LA MODERNITA’ NEL CENTRO STORICO DI ROMA

La via romana alla modernità
di Giuseppe Strappa

Che la città storica non possa essere messa sotto formalina (dichiarazione d’autore riportata nei giorni scorsi su queste pagine) è un’affermazione insieme scontata e pericolosa, come tutte le cose troppo ovvie.
E’ evidente che una città non possa rimanere immobile, che si trasformi insieme all’imprevedibile fluire della vita che vi scorre. Ma il rischio è costituito dai modi e dai luoghi della trasformazione.  Perché un’architettura che non nasca, ad esempio, dalla soluzione di problemi reali (anche formali, anche di risistemazione) finisce per essere inevitabilmente estetizzante e inutile.
Per questo, per il costoso insegnamento che la vicenda può fornire, credo che occorra riflettere anche oggi, a lavori iniziati, su come l’intervento “dimostrativo” di Meier all’Ara Pacis non costituisca certamente per la nostra città, dove pure i problemi non mancano, una necessità.

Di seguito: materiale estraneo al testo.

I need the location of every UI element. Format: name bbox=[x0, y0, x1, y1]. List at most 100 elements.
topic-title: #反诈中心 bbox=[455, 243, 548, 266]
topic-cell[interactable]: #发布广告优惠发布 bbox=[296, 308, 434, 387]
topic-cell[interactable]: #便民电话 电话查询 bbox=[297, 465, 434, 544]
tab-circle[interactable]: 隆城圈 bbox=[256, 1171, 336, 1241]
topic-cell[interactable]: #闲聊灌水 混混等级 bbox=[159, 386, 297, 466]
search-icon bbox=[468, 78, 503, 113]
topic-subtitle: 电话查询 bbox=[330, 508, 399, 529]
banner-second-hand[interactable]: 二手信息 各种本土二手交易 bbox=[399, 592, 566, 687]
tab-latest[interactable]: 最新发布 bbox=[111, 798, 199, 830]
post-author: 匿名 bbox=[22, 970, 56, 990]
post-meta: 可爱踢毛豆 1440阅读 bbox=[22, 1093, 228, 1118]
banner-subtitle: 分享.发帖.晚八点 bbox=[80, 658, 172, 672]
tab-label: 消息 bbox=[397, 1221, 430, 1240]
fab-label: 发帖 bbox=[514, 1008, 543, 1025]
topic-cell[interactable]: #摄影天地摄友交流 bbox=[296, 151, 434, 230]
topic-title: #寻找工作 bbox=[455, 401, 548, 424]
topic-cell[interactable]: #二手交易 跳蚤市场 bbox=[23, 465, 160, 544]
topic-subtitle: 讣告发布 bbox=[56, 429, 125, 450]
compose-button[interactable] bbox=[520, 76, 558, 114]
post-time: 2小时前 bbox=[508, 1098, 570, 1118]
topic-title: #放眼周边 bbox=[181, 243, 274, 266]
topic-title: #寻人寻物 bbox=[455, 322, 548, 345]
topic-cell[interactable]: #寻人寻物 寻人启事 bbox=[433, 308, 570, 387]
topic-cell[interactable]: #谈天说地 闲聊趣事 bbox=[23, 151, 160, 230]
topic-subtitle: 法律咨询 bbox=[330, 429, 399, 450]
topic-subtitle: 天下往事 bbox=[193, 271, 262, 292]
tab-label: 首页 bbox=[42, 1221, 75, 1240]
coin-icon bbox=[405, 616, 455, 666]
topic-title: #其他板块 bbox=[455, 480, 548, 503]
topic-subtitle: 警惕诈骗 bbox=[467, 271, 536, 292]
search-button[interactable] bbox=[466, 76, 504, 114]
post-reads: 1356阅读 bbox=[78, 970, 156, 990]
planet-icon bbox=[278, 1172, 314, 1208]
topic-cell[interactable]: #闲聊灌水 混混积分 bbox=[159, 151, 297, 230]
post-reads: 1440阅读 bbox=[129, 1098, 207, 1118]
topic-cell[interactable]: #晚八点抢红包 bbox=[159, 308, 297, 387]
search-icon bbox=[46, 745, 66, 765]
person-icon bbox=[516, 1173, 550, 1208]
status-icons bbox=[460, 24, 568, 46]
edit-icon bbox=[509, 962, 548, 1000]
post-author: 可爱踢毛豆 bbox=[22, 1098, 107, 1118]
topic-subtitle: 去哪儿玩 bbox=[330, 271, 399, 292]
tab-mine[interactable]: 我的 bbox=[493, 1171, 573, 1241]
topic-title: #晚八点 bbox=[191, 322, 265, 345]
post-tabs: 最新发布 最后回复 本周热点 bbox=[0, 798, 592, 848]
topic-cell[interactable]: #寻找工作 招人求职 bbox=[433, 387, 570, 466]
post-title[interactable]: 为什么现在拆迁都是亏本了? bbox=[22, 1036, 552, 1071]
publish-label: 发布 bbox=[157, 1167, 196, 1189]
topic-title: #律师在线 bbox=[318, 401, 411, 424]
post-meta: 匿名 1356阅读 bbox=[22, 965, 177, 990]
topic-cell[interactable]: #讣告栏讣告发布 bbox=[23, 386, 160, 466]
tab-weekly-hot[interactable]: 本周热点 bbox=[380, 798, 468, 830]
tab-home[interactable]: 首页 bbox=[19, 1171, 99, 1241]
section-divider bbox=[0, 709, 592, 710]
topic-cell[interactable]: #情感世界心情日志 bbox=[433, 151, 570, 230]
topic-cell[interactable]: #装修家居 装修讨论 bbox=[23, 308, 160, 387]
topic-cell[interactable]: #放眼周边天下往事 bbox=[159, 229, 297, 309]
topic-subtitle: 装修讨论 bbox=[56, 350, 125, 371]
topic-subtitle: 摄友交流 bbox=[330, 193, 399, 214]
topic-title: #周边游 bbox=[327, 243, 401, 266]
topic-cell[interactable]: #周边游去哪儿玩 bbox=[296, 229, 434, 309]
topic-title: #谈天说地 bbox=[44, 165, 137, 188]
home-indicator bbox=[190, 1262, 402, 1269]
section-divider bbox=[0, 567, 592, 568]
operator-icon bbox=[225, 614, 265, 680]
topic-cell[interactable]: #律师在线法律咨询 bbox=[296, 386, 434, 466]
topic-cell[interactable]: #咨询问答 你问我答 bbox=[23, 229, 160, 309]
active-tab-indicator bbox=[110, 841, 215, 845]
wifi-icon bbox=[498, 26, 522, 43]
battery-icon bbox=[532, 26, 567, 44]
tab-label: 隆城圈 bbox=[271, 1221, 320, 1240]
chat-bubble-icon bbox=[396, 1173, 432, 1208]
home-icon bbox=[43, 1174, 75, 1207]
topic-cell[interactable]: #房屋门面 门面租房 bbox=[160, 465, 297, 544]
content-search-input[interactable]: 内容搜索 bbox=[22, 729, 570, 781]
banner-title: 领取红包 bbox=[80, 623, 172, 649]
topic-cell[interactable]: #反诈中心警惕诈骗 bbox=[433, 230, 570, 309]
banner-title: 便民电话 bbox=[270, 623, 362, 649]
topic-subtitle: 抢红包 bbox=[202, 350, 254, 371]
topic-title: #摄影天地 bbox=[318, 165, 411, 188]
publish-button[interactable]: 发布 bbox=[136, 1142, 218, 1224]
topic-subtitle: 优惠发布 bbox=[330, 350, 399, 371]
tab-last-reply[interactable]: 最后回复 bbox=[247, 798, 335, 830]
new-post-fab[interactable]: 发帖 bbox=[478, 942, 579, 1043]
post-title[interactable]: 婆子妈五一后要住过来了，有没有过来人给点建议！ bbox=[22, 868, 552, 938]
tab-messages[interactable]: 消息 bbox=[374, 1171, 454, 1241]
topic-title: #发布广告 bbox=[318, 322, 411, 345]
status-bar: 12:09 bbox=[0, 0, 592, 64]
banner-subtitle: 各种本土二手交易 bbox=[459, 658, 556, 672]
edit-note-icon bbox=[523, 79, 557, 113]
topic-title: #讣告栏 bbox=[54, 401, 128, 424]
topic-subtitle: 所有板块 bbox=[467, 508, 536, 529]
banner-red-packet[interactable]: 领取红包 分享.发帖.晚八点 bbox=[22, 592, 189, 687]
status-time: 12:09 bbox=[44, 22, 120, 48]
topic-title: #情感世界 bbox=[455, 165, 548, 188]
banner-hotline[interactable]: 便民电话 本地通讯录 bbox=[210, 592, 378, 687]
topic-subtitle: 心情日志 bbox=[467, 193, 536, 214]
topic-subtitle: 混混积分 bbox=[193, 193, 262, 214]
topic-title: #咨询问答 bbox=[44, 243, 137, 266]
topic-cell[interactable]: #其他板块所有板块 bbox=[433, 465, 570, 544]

Come pure non risponde a reali priorità, occorre dirlo con chiarezza, quell’ansia di revisione delle sistemazioni operate tra le due guerre che rischia di innescare una catena di demolizioni insensate ed inutili, da quelle proposte per gli edifici di Ballio Morpurgo intorno a piazza Augusto Imperatore a quelle dei Fori Imperiali.
Non mancano, non solo nella città consolidata, all’Esquilino, al Testaccio, ma perfino all’interno del tessuto più antico (si pensi al relitto urbano di piazza della Moretta), aree e luoghi irrisolti nei quali nuove trasformazioni risponderebbero a necessità reali.
Trasformazioni la cui architettura,  il soprintendente La Regina ci ha ricordato ieri, dovrà essere contemporanea e “di qualità”. Preoccupazione sacrosanta, se solo si riuscisse ad intenderci sul significato di questi termini, elastici e vaghi, con i quali ognuno sembra voler risolvere a suo modo i problemi. E forse è appena il caso di ricordare che quelle dissonanze che La Regina ritiene inadatte al contesto antico, sono la materia stessa della quale si nutre l’architettura che le riviste alla moda vanno divulgando come esemplari.
Non a caso, su queste pagine, Jean Nouvel ci ha indicato a modello (“le città si costruiscono così”) la sua Opera di Lione, un edificio nuovissimo e “molto aggressivo” che dell’antico ha conservato solo le quattro facciate. Mi chiedo se questa è la modernità che vogliamo per Roma, un compromesso che svuota l’organismo architettonico ereditato salvando la coscienza e la pelle dell’edificio.
Quella che Nouvel propone ai suoi epigoni è, in realtà, una modernità fondata  sull’individualità, sulla rapida sostituzione, sulla competizione tra forme in conflitto: un universo di meteoriti formatesi nei centri di sperimentazioni della metropoli nordeuropea e americana dove, per dirla con Berman, “tutto quello che è solido si dissolve nell’aria”.
La via romana alla modernità è meno omologabile: passa per la continuità, la comprensione, la tutela del patrimonio storico ereditato. Il quale, come ci hanno insegnato i grandi architetti moderni romani del passato (i Libera, i De Renzi, i Ridolfi), non è ostacolo alla libertà d’espressione, né oggetto d’imitazione, né fondale all’invenzione, ma la linfa vitale del nuovo.